Anatomical and biochemical investigations have suggested that GABA transmission in the superior colliculus consequent upon activity of the nigrotectal pathway is increased following 6-hydroxydopamine (6-OHDA) lesions of the ascending dopamine systems. Moreover, it has been proposed that this increase in inhibitory activity within the colliculus may be responsible for the sensory neglect commonly observed after dopamine denervation.
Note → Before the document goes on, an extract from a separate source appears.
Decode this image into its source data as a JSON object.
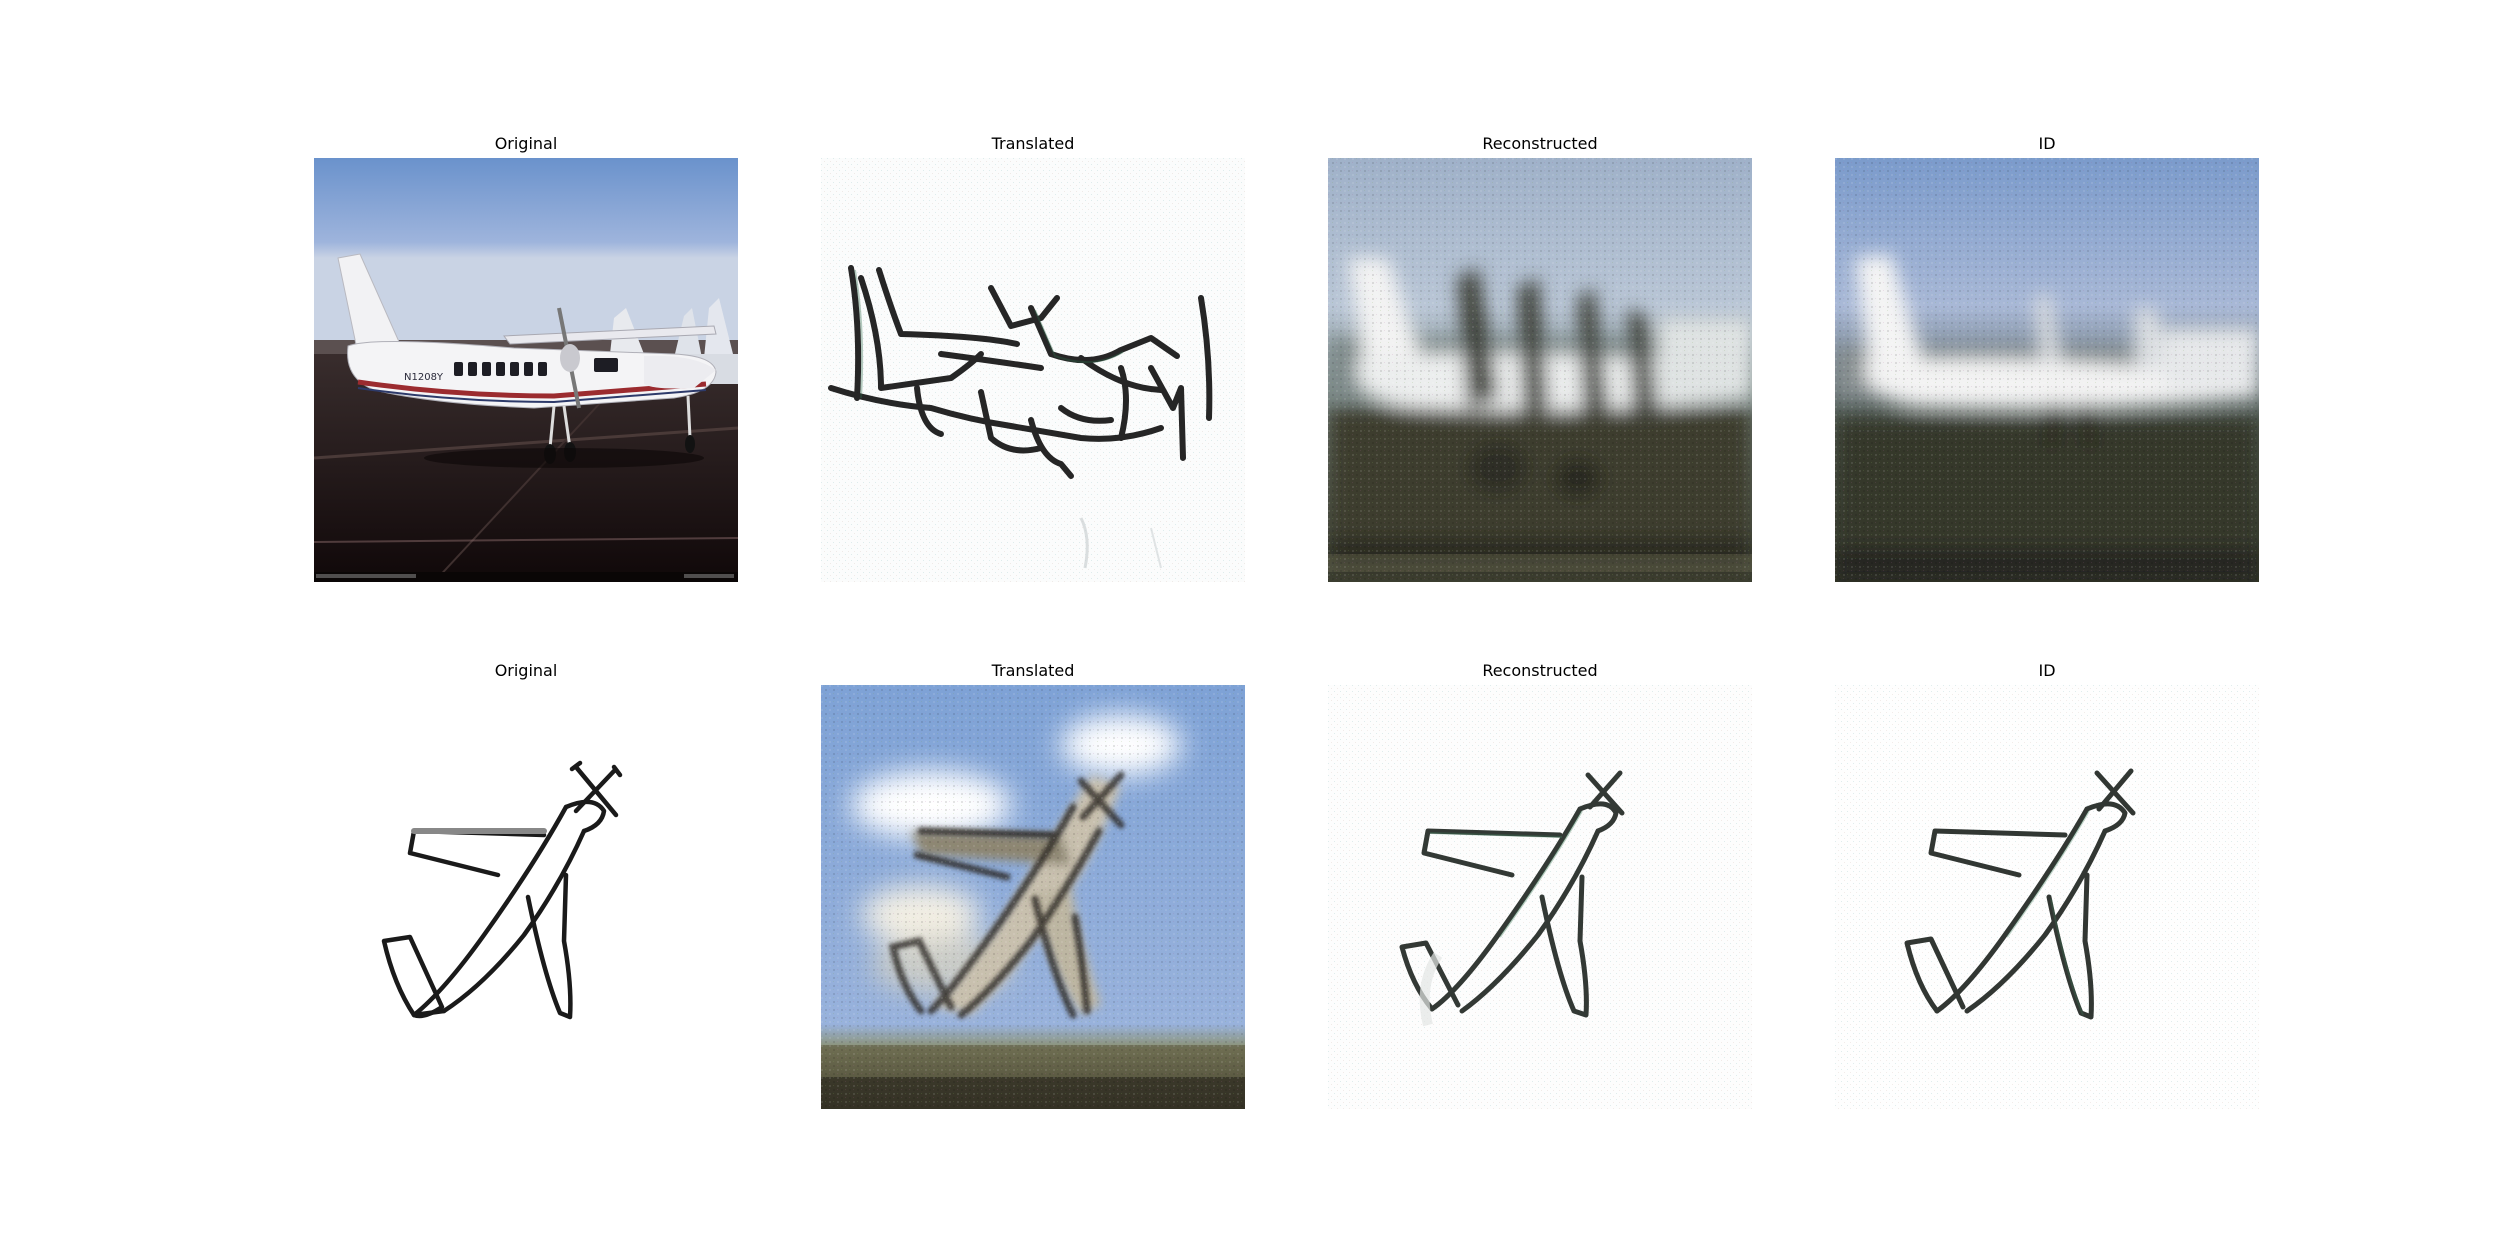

The present experiment sought to test this proposal by examining the effects of injections of the GABA antagonist picrotoxin into the superior colliculus of 6-OHDA lesioned rats, in the hope that the neglect caused by the 6-OHDA would be reversed. However, in 33 of 36 cases studied intracollicular microinjections of picrotoxin produced no detectable improvement in orientation to sensory stimuli, although a wide range of other behavioural effects was observed. These included stereotyped exploratory movements (e.g. head waving, walking, sniffing and rearing) similar to those produced in the 6-OHDA treated rats by systemic injection of apomorphine (0.1 mg/kg). These data indicate that 6-OHDA lesions of substantia nigra and ventral midbrain areas do not produce sensory neglect simply by increasing GABA transmission within the nigrotectal pathway. Instead, such an increase in nigrotectal activity may impair production of particular kinds of movement, possibly related to exploratory behaviour.[1]